Display sleep vs. system sleep
macOS has two separate sleep stages. Most people don't realize they're different.
Display sleep turns off the screen. Mac keeps running. Downloads continue, music plays, background tasks keep going. Just the screen goes dark.
System sleep shuts everything down. CPU idles, network drops, processes freeze until you wake it.
When someone says "my Mac keeps going dark," they almost always mean display sleep. The system is still awake, the screen just turned off. Different problem, different fix.
Why your screen dims and goes dark
System Settings โ Energy Saver (desktops) or Battery โ Options (laptops). "Turn display off after" slider. This controls how long macOS waits after your last mouse or keyboard input before dimming.
Default is usually 2-5 minutes on battery, 10-15 on power. Before the screen fully turns off, macOS dims it as a warning. Move the mouse during the dim and it cancels.

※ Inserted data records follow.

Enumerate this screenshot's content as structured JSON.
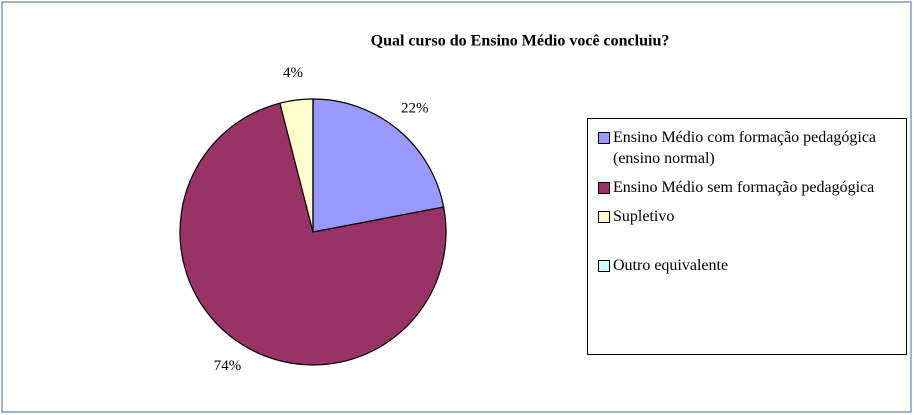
{
  "chart_data": {
    "type": "pie",
    "title": "Qual curso do Ensino Médio você concluiu?",
    "categories": [
      "Ensino Médio com formação pedagógica (ensino normal)",
      "Ensino Médio sem formação pedagógica",
      "Supletivo",
      "Outro equivalente"
    ],
    "values": [
      22,
      74,
      4,
      0
    ],
    "value_labels": [
      "22%",
      "74%",
      "4%",
      null
    ],
    "colors": [
      "#9999ff",
      "#993366",
      "#ffffcc",
      "#ccffff"
    ],
    "legend": "right"
  }
}
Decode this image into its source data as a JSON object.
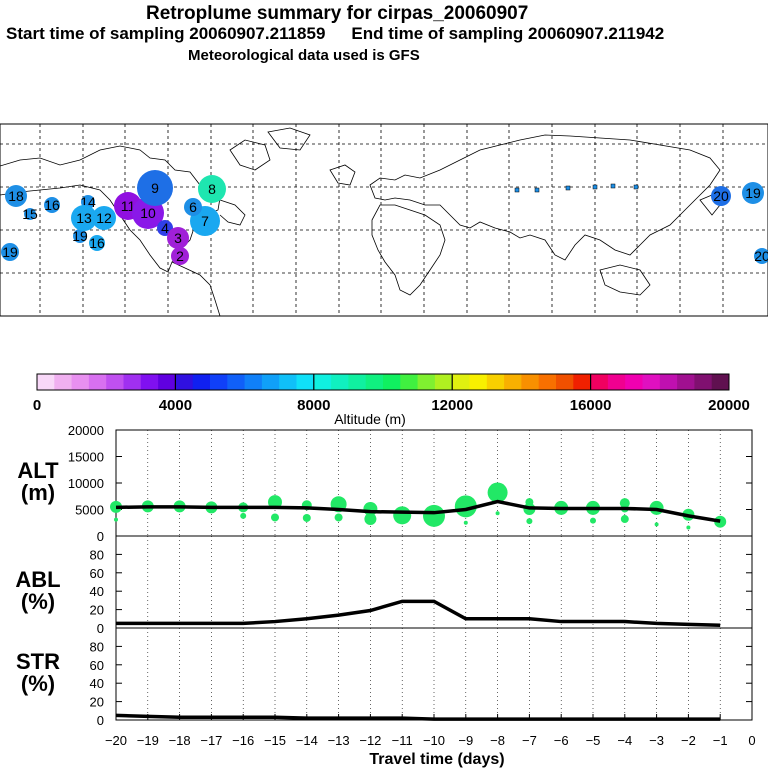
{
  "header": {
    "title": "Retroplume summary for cirpas_20060907",
    "start_time": "Start time of sampling 20060907.211859",
    "end_time": "End time of sampling 20060907.211942",
    "met_data": "Meteorological data used is GFS"
  },
  "map": {
    "markers": [
      {
        "label": "18",
        "color": "#1e8fe6"
      },
      {
        "label": "19",
        "color": "#1e8fe6"
      },
      {
        "label": "19",
        "color": "#1e8fe6"
      },
      {
        "label": "16",
        "color": "#1e8fe6"
      },
      {
        "label": "15",
        "color": "#1e8fe6"
      },
      {
        "label": "14",
        "color": "#1e8fe6"
      },
      {
        "label": "13",
        "color": "#1aa8f0"
      },
      {
        "label": "12",
        "color": "#1aa8f0"
      },
      {
        "label": "16",
        "color": "#1aa8f0"
      },
      {
        "label": "11",
        "color": "#9010e0"
      },
      {
        "label": "10",
        "color": "#8a18e8"
      },
      {
        "label": "9",
        "color": "#1e6fe6"
      },
      {
        "label": "8",
        "color": "#1ee6b0"
      },
      {
        "label": "7",
        "color": "#1aa8f0"
      },
      {
        "label": "6",
        "color": "#1e8fe6"
      },
      {
        "label": "4",
        "color": "#3040e8"
      },
      {
        "label": "3",
        "color": "#a020d8"
      },
      {
        "label": "2",
        "color": "#a020d8"
      },
      {
        "label": "20",
        "color": "#1e6fe6"
      },
      {
        "label": "19",
        "color": "#1e8fe6"
      },
      {
        "label": "20",
        "color": "#1e8fe6"
      }
    ]
  },
  "colorbar": {
    "ticks": [
      "0",
      "4000",
      "8000",
      "12000",
      "16000",
      "20000"
    ],
    "label": "Altitude (m)",
    "colors": [
      "#f8d8f8",
      "#f0b0f0",
      "#e890f0",
      "#d870f0",
      "#c050f0",
      "#a030f0",
      "#8010f0",
      "#6000e0",
      "#3010e0",
      "#1020f0",
      "#1040f8",
      "#1060f8",
      "#1080f8",
      "#10a0f8",
      "#10c0f8",
      "#10e0f8",
      "#10f0e0",
      "#10f0c0",
      "#10f0a0",
      "#10f080",
      "#10f060",
      "#40f040",
      "#80f030",
      "#b0f020",
      "#e0f010",
      "#f8f000",
      "#f8d000",
      "#f8b000",
      "#f89000",
      "#f87000",
      "#f05000",
      "#f02000",
      "#f00060",
      "#f00090",
      "#f000b0",
      "#e010c0",
      "#c010b0",
      "#a01090",
      "#801070",
      "#601050"
    ]
  },
  "chart_data": [
    {
      "type": "line",
      "name": "ALT",
      "ylabel": "ALT\n(m)",
      "ylabel_lines": [
        "ALT",
        "(m)"
      ],
      "ylim": [
        0,
        20000
      ],
      "yticks": [
        "20000",
        "15000",
        "10000",
        "5000",
        "0"
      ],
      "x": [
        -20,
        -19,
        -18,
        -17,
        -16,
        -15,
        -14,
        -13,
        -12,
        -11,
        -10,
        -9,
        -8,
        -7,
        -6,
        -5,
        -4,
        -3,
        -2,
        -1
      ],
      "values": [
        5400,
        5500,
        5500,
        5400,
        5400,
        5400,
        5300,
        5000,
        4600,
        4500,
        4400,
        5000,
        6500,
        5300,
        5200,
        5200,
        5200,
        5000,
        3800,
        2800
      ],
      "scatter": [
        {
          "x": -20,
          "y": 5500,
          "s": 6
        },
        {
          "x": -19,
          "y": 5600,
          "s": 6
        },
        {
          "x": -18,
          "y": 5600,
          "s": 6
        },
        {
          "x": -17,
          "y": 5400,
          "s": 6
        },
        {
          "x": -16,
          "y": 5400,
          "s": 5
        },
        {
          "x": -16,
          "y": 3800,
          "s": 3
        },
        {
          "x": -15,
          "y": 6400,
          "s": 7
        },
        {
          "x": -15,
          "y": 3500,
          "s": 4
        },
        {
          "x": -14,
          "y": 5800,
          "s": 5
        },
        {
          "x": -14,
          "y": 3400,
          "s": 4
        },
        {
          "x": -13,
          "y": 6000,
          "s": 8
        },
        {
          "x": -13,
          "y": 3500,
          "s": 4
        },
        {
          "x": -12,
          "y": 5100,
          "s": 7
        },
        {
          "x": -12,
          "y": 3200,
          "s": 6
        },
        {
          "x": -11,
          "y": 3900,
          "s": 9
        },
        {
          "x": -10,
          "y": 3800,
          "s": 11
        },
        {
          "x": -10,
          "y": 3300,
          "s": 4
        },
        {
          "x": -9,
          "y": 5600,
          "s": 11
        },
        {
          "x": -9,
          "y": 2500,
          "s": 2
        },
        {
          "x": -8,
          "y": 8200,
          "s": 10
        },
        {
          "x": -8,
          "y": 4300,
          "s": 2
        },
        {
          "x": -7,
          "y": 6400,
          "s": 4
        },
        {
          "x": -7,
          "y": 5100,
          "s": 6
        },
        {
          "x": -7,
          "y": 2800,
          "s": 3
        },
        {
          "x": -6,
          "y": 5300,
          "s": 7
        },
        {
          "x": -5,
          "y": 5300,
          "s": 7
        },
        {
          "x": -5,
          "y": 2900,
          "s": 3
        },
        {
          "x": -4,
          "y": 6200,
          "s": 5
        },
        {
          "x": -4,
          "y": 5200,
          "s": 4
        },
        {
          "x": -4,
          "y": 3200,
          "s": 4
        },
        {
          "x": -3,
          "y": 5300,
          "s": 7
        },
        {
          "x": -3,
          "y": 2200,
          "s": 2
        },
        {
          "x": -2,
          "y": 4000,
          "s": 6
        },
        {
          "x": -2,
          "y": 1600,
          "s": 2
        },
        {
          "x": -1,
          "y": 2700,
          "s": 6
        },
        {
          "x": -20,
          "y": 3100,
          "s": 2
        }
      ]
    },
    {
      "type": "line",
      "name": "ABL",
      "ylabel_lines": [
        "ABL",
        "(%)"
      ],
      "ylim": [
        0,
        100
      ],
      "yticks": [
        "80",
        "60",
        "40",
        "20",
        "0"
      ],
      "x": [
        -20,
        -19,
        -18,
        -17,
        -16,
        -15,
        -14,
        -13,
        -12,
        -11,
        -10,
        -9,
        -8,
        -7,
        -6,
        -5,
        -4,
        -3,
        -2,
        -1
      ],
      "values": [
        5,
        5,
        5,
        5,
        5,
        7,
        10,
        14,
        19,
        29,
        29,
        10,
        10,
        10,
        7,
        7,
        7,
        5,
        4,
        3
      ]
    },
    {
      "type": "line",
      "name": "STR",
      "ylabel_lines": [
        "STR",
        "(%)"
      ],
      "ylim": [
        0,
        100
      ],
      "yticks": [
        "80",
        "60",
        "40",
        "20",
        "0"
      ],
      "x": [
        -20,
        -19,
        -18,
        -17,
        -16,
        -15,
        -14,
        -13,
        -12,
        -11,
        -10,
        -9,
        -8,
        -7,
        -6,
        -5,
        -4,
        -3,
        -2,
        -1
      ],
      "values": [
        5,
        4,
        3,
        3,
        3,
        3,
        2,
        2,
        2,
        2,
        1,
        1,
        1,
        1,
        1,
        1,
        1,
        1,
        1,
        1
      ],
      "xlabel": "Travel time (days)",
      "xticks": [
        "−20",
        "−19",
        "−18",
        "−17",
        "−16",
        "−15",
        "−14",
        "−13",
        "−12",
        "−11",
        "−10",
        "−9",
        "−8",
        "−7",
        "−6",
        "−5",
        "−4",
        "−3",
        "−2",
        "−1",
        "0"
      ]
    }
  ]
}
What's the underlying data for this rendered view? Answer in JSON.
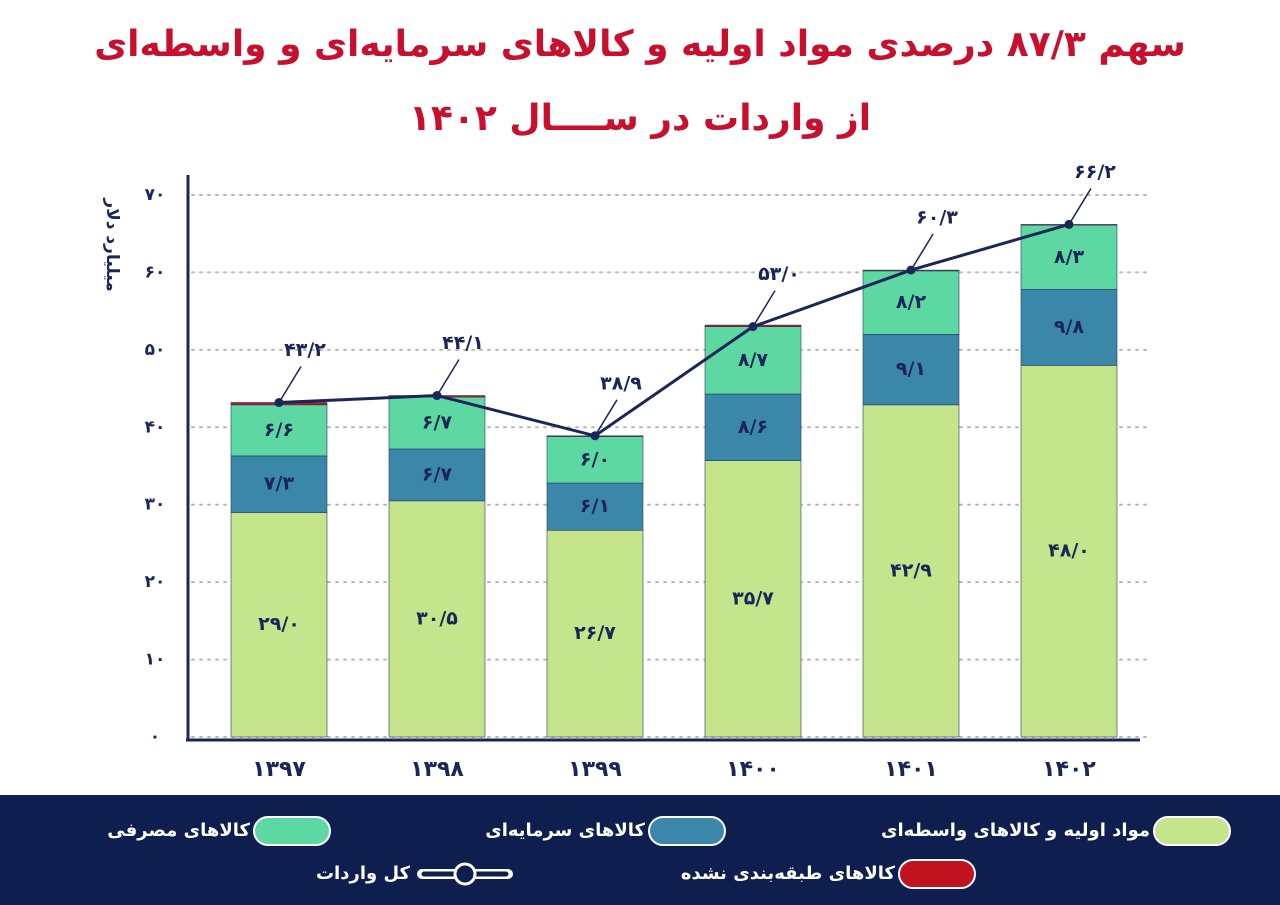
{
  "chart_data": {
    "type": "bar",
    "stacked": true,
    "title": "سهم ۸۷/۳ درصدی مواد اولیه و کالاهای سرمایه‌ای و واسطه‌ای",
    "subtitle": "از واردات در ســــال ۱۴۰۲",
    "y_label": "میلیارد دلار",
    "categories": [
      "۱۳۹۷",
      "۱۳۹۸",
      "۱۳۹۹",
      "۱۴۰۰",
      "۱۴۰۱",
      "۱۴۰۲"
    ],
    "series": [
      {
        "name": "مواد اولیه و کالاهای واسطه‌ای",
        "color": "#c5e58c",
        "values": [
          29.0,
          30.5,
          26.7,
          35.7,
          42.9,
          48.0
        ],
        "value_labels": [
          "۲۹/۰",
          "۳۰/۵",
          "۲۶/۷",
          "۳۵/۷",
          "۴۲/۹",
          "۴۸/۰"
        ]
      },
      {
        "name": "کالاهای سرمایه‌ای",
        "color": "#3b87a9",
        "values": [
          7.3,
          6.7,
          6.1,
          8.6,
          9.1,
          9.8
        ],
        "value_labels": [
          "۷/۳",
          "۶/۷",
          "۶/۱",
          "۸/۶",
          "۹/۱",
          "۹/۸"
        ]
      },
      {
        "name": "کالاهای مصرفی",
        "color": "#5ed8a2",
        "values": [
          6.6,
          6.7,
          6.0,
          8.7,
          8.2,
          8.3
        ],
        "value_labels": [
          "۶/۶",
          "۶/۷",
          "۶/۰",
          "۸/۷",
          "۸/۲",
          "۸/۳"
        ]
      },
      {
        "name": "کالاهای طبقه‌بندی نشده",
        "color": "#c1121f",
        "values": [
          0.3,
          0.2,
          0.1,
          0.2,
          0.1,
          0.1
        ]
      },
      {
        "name": "کل واردات",
        "color": "#1b2658",
        "type": "line",
        "values": [
          43.2,
          44.1,
          38.9,
          53.0,
          60.3,
          66.2
        ],
        "value_labels": [
          "۴۳/۲",
          "۴۴/۱",
          "۳۸/۹",
          "۵۳/۰",
          "۶۰/۳",
          "۶۶/۲"
        ]
      }
    ],
    "ylim": [
      0,
      70
    ],
    "yticks": [
      {
        "value": 0,
        "label": "۰"
      },
      {
        "value": 10,
        "label": "۱۰"
      },
      {
        "value": 20,
        "label": "۲۰"
      },
      {
        "value": 30,
        "label": "۳۰"
      },
      {
        "value": 40,
        "label": "۴۰"
      },
      {
        "value": 50,
        "label": "۵۰"
      },
      {
        "value": 60,
        "label": "۶۰"
      },
      {
        "value": 70,
        "label": "۷۰"
      }
    ],
    "grid": true,
    "legend": "bottom"
  }
}
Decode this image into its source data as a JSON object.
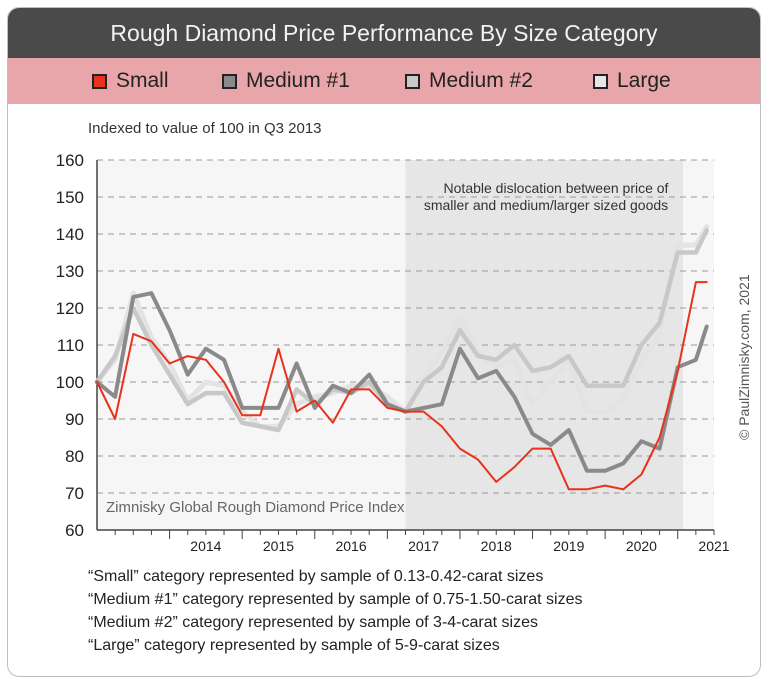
{
  "title": "Rough Diamond Price Performance By Size Category",
  "subtitle": "Indexed to value of 100 in Q3 2013",
  "credit": "© PaulZimnisky.com, 2021",
  "index_name": "Zimnisky Global Rough Diamond Price Index",
  "annotation": [
    "Notable dislocation between price of",
    "smaller and medium/larger sized goods"
  ],
  "footnotes": [
    "“Small” category represented by sample of 0.13-0.42-carat sizes",
    "“Medium #1” category represented by sample of 0.75-1.50-carat sizes",
    "“Medium #2” category represented by sample of 3-4-carat sizes",
    "“Large” category represented by sample of 5-9-carat sizes"
  ],
  "chart_data": {
    "type": "line",
    "ylim": [
      60,
      160
    ],
    "yticks": [
      60,
      70,
      80,
      90,
      100,
      110,
      120,
      130,
      140,
      150,
      160
    ],
    "xlim": [
      2013.0,
      2021.5
    ],
    "xticks": [
      "2014",
      "2015",
      "2016",
      "2017",
      "2018",
      "2019",
      "2020",
      "2021"
    ],
    "grid": "dashed horizontal",
    "shaded_region": [
      2017.25,
      2021.5
    ],
    "series": [
      {
        "name": "Large",
        "color": "#e3e3e3",
        "x": [
          2013.0,
          2013.25,
          2013.5,
          2013.75,
          2014.0,
          2014.25,
          2014.5,
          2014.75,
          2015.0,
          2015.25,
          2015.5,
          2015.75,
          2016.0,
          2016.25,
          2016.5,
          2016.75,
          2017.0,
          2017.25,
          2017.5,
          2017.75,
          2018.0,
          2018.25,
          2018.5,
          2018.75,
          2019.0,
          2019.25,
          2019.5,
          2019.75,
          2020.0,
          2020.25,
          2020.5,
          2020.75,
          2021.0,
          2021.25,
          2021.4
        ],
        "y": [
          100,
          106,
          124,
          112,
          105,
          95,
          100,
          99,
          92,
          88,
          88,
          94,
          96,
          97,
          99,
          99,
          96,
          92,
          101,
          108,
          117,
          108,
          104,
          106,
          94,
          100,
          106,
          92,
          92,
          95,
          106,
          113,
          137,
          137,
          142
        ]
      },
      {
        "name": "Medium #2",
        "color": "#c8c8c8",
        "x": [
          2013.0,
          2013.25,
          2013.5,
          2013.75,
          2014.0,
          2014.25,
          2014.5,
          2014.75,
          2015.0,
          2015.25,
          2015.5,
          2015.75,
          2016.0,
          2016.25,
          2016.5,
          2016.75,
          2017.0,
          2017.25,
          2017.5,
          2017.75,
          2018.0,
          2018.25,
          2018.5,
          2018.75,
          2019.0,
          2019.25,
          2019.5,
          2019.75,
          2020.0,
          2020.25,
          2020.5,
          2020.75,
          2021.0,
          2021.25,
          2021.4
        ],
        "y": [
          100,
          107,
          120,
          110,
          102,
          94,
          97,
          97,
          89,
          88,
          87,
          98,
          94,
          98,
          97,
          100,
          94,
          92,
          100,
          104,
          114,
          107,
          106,
          110,
          103,
          104,
          107,
          99,
          99,
          99,
          110,
          116,
          135,
          135,
          141
        ]
      },
      {
        "name": "Medium #1",
        "color": "#8a8a8a",
        "x": [
          2013.0,
          2013.25,
          2013.5,
          2013.75,
          2014.0,
          2014.25,
          2014.5,
          2014.75,
          2015.0,
          2015.25,
          2015.5,
          2015.75,
          2016.0,
          2016.25,
          2016.5,
          2016.75,
          2017.0,
          2017.25,
          2017.5,
          2017.75,
          2018.0,
          2018.25,
          2018.5,
          2018.75,
          2019.0,
          2019.25,
          2019.5,
          2019.75,
          2020.0,
          2020.25,
          2020.5,
          2020.75,
          2021.0,
          2021.25,
          2021.4
        ],
        "y": [
          100,
          96,
          123,
          124,
          114,
          102,
          109,
          106,
          93,
          93,
          93,
          105,
          93,
          99,
          97,
          102,
          94,
          92,
          93,
          94,
          109,
          101,
          103,
          96,
          86,
          83,
          87,
          76,
          76,
          78,
          84,
          82,
          104,
          106,
          115
        ]
      },
      {
        "name": "Small",
        "color": "#e8321c",
        "x": [
          2013.0,
          2013.25,
          2013.5,
          2013.75,
          2014.0,
          2014.25,
          2014.5,
          2014.75,
          2015.0,
          2015.25,
          2015.5,
          2015.75,
          2016.0,
          2016.25,
          2016.5,
          2016.75,
          2017.0,
          2017.25,
          2017.5,
          2017.75,
          2018.0,
          2018.25,
          2018.5,
          2018.75,
          2019.0,
          2019.25,
          2019.5,
          2019.75,
          2020.0,
          2020.25,
          2020.5,
          2020.75,
          2021.0,
          2021.25,
          2021.4
        ],
        "y": [
          100,
          90,
          113,
          111,
          105,
          107,
          106,
          100,
          91,
          91,
          109,
          92,
          95,
          89,
          98,
          98,
          93,
          92,
          92,
          88,
          82,
          79,
          73,
          77,
          82,
          82,
          71,
          71,
          72,
          71,
          75,
          85,
          103,
          127,
          127
        ]
      }
    ],
    "legend_order": [
      "Small",
      "Medium #1",
      "Medium #2",
      "Large"
    ],
    "legend_position": "top"
  }
}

You can drag it to "Never," but then your screen literally never turns off on its own. Laptop battery drains faster. Desktop display stays lit indefinitely when you walk away. Neither is ideal.
Keep the screen on with Shake It On
Shake It On moves your mouse at regular intervals. Each movement resets the idle timer, so macOS never starts the dimming countdown. Screen stays on as long as your conditions are active.
Better than changing Energy Saver because it's conditional:
- Screen on only when plugged into power
- Screen on while a specific app is running
- Screen on during work hours, dims at night
- Pause when the camera is in use (video calls unaffected)
When none of your conditions are active, Shake It On does nothing. Normal display timeout kicks in. Screen on when you need it, off when you don't.
When you want the screen off but the system awake
Sometimes you want the opposite. Mac running, screen dark. Overnight download, server process in a dark room, that kind of thing.
Shake It On has an "Allow display to sleep" toggle for this. Prevents system sleep (Mac keeps running, network stays up) but lets the display dim and turn off on its normal schedule. Downloads finish, processes run, screen stays dark.
Hard to do with Energy Saver alone. The built-in settings tie display and system sleep together in ways that are tough to untangle. Shake It On gives you independent control over each.